Après avoir réussi un coup d’éclat avec La fille du géant du gel, l’artiste revient avec Adieu Aaricia. Avec cet album, il contribue à une série d’heroïc-fantasy et de science-fiction cultissime qui nous renvoie forcément à nos souvenirs d’enfance.
Il a saisi l’opportunité d’avoir une carte blanche pour entreprendre seul aux commandes « son » épisode. Honoré, il a rapidement eu l’idée de cette rencontre entre un Thorgal âgé qui serait le sien et un héros plus jeune, que l’on avait déjà aperçu lors de certains tomes et notamment dans L’enfant des étoiles, le septième volet.
On y retrouve un vieillard en fin de vie, accablé par la tristesse. Il vient de perdre sa compagne de toujours et il fait peine à voir. C’est à ce moment que son vieil ennemi le serpent dieu NIDHOGG surgit et lui fait une proposition forcément malhonnête, il lui tend un piège maléfique dans lequel l’être diminué va finalement tomber. Par le biais d’un anneau magique il va faire un saut dans le temps dont il ne sortira pas indemne.
Le bédéiste a eu l’intelligence de rester le plus près possible du personnage que l’on connaît tous et que l’on aime. Il a relu tous les albums et apprécié à nouveau le dessin détaillé d’un monstre sacré du neuvième art, humble et génial, au style inimitable, qui a toujours fait le choix de dessiner naturellement des situations et de mettre son talent au service d’une œuvre qui fait aujourd’hui référence en matière de bd franco-belge.
Robin Recht insuffle un nouvel élan avec une pagination plus libre qui autorise un développement lent, bien construit de son intrigue, il prend le temps de décrire des humeurs plus intimistes mais aussi de composer une kyrielle de personnages. Il a puisé dans l’univers de la série et repris les éléments qu’il avait appréciés les baalds, les fameux hommes vêtus de peaux de loups et puis les décors détaillés, bruts et sauvages, les drakkars, les fjords qui nous renvoient assez facilement en Scandinavie.
Il s’est approprié avec talent les jouets des créateurs tout en insinuant avec malice son regard moderne.

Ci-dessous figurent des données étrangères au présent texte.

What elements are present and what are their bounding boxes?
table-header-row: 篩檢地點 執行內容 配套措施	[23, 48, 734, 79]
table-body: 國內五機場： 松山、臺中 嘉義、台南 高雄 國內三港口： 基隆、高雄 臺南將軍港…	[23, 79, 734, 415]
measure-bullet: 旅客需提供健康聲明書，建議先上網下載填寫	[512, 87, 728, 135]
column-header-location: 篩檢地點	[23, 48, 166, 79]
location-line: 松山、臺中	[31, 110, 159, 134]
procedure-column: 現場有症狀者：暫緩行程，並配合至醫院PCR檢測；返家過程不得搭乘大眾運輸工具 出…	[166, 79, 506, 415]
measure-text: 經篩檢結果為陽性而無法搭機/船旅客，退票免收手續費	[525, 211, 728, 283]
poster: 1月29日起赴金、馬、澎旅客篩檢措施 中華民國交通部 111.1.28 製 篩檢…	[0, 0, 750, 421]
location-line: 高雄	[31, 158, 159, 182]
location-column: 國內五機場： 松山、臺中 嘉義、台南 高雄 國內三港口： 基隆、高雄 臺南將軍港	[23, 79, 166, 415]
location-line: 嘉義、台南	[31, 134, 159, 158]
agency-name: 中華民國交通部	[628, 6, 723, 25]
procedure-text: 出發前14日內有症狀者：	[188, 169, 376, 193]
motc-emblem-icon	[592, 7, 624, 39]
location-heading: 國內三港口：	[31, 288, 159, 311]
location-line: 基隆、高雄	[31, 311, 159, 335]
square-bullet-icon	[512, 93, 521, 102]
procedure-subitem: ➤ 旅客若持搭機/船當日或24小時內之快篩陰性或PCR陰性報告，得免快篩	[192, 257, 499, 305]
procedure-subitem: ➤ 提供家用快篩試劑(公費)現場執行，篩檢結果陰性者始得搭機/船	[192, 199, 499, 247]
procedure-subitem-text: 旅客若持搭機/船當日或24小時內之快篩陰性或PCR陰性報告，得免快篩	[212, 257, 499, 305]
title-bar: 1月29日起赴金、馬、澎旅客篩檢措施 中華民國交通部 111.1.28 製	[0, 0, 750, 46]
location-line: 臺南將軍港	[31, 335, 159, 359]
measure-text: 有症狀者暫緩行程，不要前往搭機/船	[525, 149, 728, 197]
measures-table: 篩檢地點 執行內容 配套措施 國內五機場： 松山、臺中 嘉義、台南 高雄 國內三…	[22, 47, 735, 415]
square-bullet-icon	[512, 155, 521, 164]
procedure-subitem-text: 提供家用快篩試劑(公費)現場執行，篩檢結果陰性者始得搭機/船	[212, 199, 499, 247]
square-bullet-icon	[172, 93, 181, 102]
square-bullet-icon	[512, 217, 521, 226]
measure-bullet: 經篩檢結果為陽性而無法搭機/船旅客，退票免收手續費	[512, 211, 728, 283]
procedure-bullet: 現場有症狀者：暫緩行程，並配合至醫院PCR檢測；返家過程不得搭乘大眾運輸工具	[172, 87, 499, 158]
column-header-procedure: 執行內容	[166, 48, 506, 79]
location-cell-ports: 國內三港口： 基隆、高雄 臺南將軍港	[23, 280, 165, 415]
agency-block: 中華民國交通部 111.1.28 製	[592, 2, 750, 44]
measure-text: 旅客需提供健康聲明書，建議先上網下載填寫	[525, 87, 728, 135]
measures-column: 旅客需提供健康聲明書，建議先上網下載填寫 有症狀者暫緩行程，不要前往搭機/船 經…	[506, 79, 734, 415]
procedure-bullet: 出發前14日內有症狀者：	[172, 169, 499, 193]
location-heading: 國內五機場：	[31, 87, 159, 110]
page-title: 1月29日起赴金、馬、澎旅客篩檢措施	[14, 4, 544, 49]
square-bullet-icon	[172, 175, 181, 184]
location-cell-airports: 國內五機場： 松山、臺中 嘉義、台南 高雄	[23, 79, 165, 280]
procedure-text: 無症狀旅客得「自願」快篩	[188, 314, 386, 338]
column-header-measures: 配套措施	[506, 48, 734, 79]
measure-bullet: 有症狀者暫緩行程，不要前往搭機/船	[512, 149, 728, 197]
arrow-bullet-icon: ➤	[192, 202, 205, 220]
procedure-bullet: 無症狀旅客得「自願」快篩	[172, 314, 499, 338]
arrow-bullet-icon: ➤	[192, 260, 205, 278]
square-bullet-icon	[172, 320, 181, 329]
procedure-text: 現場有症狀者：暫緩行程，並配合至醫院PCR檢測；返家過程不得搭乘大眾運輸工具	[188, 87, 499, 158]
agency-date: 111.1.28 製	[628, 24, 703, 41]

Pour ce projet, il a transformé son style graphique, assez intellectuel et nerveux en une approche naturaliste plus respectueuse des éléments. Il a essayé de récupérer le groove du grand maître. Comme lui, il a choisi un flux de lecture continu, très immersif facilité par un gaufrier régulier, souvent en 3 bandes et c’est très efficace. On est hypnotisé voire aspiré du début à la fin.

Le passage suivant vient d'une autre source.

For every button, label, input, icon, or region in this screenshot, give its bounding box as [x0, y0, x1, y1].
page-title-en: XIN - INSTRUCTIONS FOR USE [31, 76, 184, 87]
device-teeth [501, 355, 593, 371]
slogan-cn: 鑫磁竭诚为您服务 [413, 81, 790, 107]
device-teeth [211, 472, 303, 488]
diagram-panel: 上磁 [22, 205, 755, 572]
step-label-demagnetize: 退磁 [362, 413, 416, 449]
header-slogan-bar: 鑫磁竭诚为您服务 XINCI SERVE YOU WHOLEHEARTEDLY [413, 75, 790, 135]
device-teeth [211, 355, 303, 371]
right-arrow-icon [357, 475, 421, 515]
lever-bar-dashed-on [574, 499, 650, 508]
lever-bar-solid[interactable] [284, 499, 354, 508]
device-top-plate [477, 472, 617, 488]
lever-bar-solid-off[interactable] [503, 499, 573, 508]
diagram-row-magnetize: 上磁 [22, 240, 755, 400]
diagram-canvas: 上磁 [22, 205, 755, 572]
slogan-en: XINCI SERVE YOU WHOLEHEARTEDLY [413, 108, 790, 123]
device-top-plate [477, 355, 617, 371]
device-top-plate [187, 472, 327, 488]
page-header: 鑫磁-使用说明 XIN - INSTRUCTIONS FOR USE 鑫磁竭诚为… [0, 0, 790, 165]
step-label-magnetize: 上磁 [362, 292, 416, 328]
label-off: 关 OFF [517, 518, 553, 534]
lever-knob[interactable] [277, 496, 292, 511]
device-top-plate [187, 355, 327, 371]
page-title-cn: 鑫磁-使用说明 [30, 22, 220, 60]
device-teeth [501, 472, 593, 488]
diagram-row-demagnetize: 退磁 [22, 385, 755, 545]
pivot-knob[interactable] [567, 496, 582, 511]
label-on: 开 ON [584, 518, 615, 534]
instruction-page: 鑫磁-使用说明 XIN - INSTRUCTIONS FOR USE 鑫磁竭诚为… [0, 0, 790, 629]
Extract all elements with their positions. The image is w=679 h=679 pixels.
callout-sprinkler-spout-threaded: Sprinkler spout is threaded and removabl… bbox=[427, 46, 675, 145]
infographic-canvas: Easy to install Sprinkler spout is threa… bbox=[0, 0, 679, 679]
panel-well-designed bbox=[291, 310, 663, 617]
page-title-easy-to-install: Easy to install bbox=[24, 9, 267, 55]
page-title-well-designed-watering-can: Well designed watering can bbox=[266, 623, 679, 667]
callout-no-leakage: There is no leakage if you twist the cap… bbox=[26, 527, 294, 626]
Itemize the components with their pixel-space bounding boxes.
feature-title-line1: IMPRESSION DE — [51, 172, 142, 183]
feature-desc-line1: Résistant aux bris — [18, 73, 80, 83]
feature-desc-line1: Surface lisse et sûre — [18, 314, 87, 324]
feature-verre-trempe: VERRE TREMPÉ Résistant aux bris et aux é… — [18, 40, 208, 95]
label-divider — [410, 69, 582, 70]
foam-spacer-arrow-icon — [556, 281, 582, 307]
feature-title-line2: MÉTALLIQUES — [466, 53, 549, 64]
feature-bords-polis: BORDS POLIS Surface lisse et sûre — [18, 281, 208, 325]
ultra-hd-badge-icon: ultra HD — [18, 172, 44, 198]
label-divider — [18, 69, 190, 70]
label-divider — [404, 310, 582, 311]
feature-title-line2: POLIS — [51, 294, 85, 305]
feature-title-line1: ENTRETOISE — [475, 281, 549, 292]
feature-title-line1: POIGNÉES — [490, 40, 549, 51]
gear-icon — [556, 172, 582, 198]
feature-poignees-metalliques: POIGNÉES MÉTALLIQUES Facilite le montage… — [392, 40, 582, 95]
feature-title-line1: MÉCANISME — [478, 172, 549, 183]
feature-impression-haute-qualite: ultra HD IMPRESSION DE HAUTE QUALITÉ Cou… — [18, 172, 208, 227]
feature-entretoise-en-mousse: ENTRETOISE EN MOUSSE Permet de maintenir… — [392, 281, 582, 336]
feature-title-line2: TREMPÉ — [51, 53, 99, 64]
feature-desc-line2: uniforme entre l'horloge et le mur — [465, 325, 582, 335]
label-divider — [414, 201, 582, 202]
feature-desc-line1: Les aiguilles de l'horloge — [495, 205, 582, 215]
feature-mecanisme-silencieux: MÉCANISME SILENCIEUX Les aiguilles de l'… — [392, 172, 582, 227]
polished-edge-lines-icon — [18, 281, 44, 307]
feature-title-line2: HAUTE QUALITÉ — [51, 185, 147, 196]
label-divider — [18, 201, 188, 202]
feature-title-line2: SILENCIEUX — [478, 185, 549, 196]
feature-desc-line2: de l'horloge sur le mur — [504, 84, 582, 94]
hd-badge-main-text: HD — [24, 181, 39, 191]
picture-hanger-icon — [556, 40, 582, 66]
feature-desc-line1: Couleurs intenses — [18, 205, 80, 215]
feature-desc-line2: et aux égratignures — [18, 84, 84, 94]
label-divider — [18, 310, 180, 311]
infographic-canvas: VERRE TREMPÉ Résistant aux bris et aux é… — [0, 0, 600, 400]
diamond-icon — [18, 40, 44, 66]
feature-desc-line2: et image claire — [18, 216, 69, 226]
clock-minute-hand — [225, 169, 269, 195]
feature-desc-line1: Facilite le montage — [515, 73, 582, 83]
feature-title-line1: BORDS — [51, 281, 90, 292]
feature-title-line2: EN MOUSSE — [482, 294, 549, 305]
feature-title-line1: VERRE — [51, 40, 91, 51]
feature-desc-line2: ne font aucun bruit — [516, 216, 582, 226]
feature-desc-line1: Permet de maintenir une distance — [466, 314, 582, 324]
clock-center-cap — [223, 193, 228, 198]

Côté dessin, il en impose avec une technique traditionnelle complétée par des retouches en numérique qui lui donnent l’occasion de soigner visages et paysages. Il tire habilement profit des deux procédés bénéficiant d’une part de l’énergie, de la sensualité de l’encre et du papier combiné à la souplesse autorisée par la technologie. Ce modus operandi hybride génère des scènes de combat excitantes et réalistes et un cadre prodigieux.
La colorisation de Gaëtan Georges est une excellente surprise. Il installe des ambiances superbes tout en accentuant la lisibilité de la BD. Le dosage est subtil et l’harmonie parfaite. Il souligne les intentions de son partenaire dont il met magistralement en valeur les illustrations. Ses jeux de lumière sont ensorcelants.

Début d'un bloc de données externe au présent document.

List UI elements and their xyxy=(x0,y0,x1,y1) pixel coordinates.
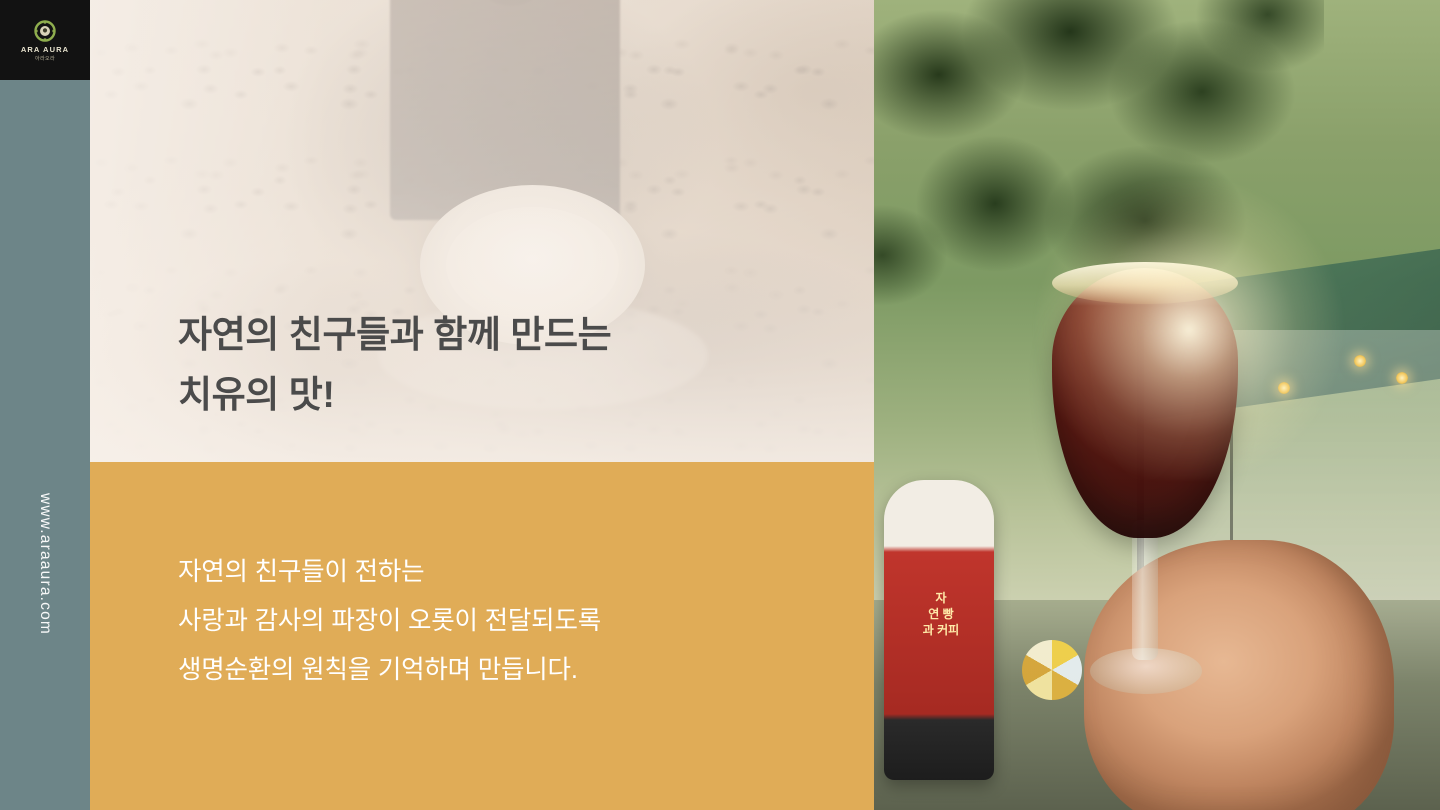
pinwheel-decoration xyxy=(1022,640,1082,700)
string-light-bulb-icon xyxy=(1354,355,1366,367)
wine-glass-coldbrew-outdoor-photo: 자 연 빵 과 커피 xyxy=(874,0,1440,810)
ara-aura-wreath-logo-icon xyxy=(32,18,58,44)
string-light-bulb-icon xyxy=(1396,372,1408,384)
brand-name-kr: 아라오라 xyxy=(35,55,55,62)
bakery-mascot-figure: 자 연 빵 과 커피 xyxy=(884,480,994,780)
left-sidebar: ARA AURA 아라오라 www.araaura.com xyxy=(0,0,90,810)
website-url[interactable]: www.araaura.com xyxy=(36,493,54,635)
brand-logo[interactable]: ARA AURA 아라오라 xyxy=(0,0,90,80)
glass-stem xyxy=(1132,520,1158,660)
page-title: 자연의 친구들과 함께 만드는 치유의 맛! xyxy=(178,305,818,425)
mascot-sign-text: 자 연 빵 과 커피 xyxy=(906,590,976,639)
brand-name-en: ARA AURA xyxy=(21,46,69,54)
slide-root: ARA AURA 아라오라 www.araaura.com 자연의 친구들과 함… xyxy=(0,0,1440,810)
body-paragraph: 자연의 친구들이 전하는 사랑과 감사의 파장이 오롯이 전달되도록 생명순환의… xyxy=(178,548,838,695)
sun-flare xyxy=(1024,180,1354,480)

Robin Recht a de quoi être fier de cet opus, son amour pour cette série et ses protagonistes transpire. Il s’est inscrit dans la continuité, collant au plus près mais sans copier, relevant avec panache un immense défi. Il s’est offert, à 48 ans, un immense kiff et il a bien fait car il procure du même coup aux lecteurs des sensations délicieuses. Avec ce one shot qui inaugure la collection THORGAL SAGA, et qui peut se lire indépendamment, il met la barre très haut en nous embarquant dans une aventure qui tient au bout du compte toutes ses promesses.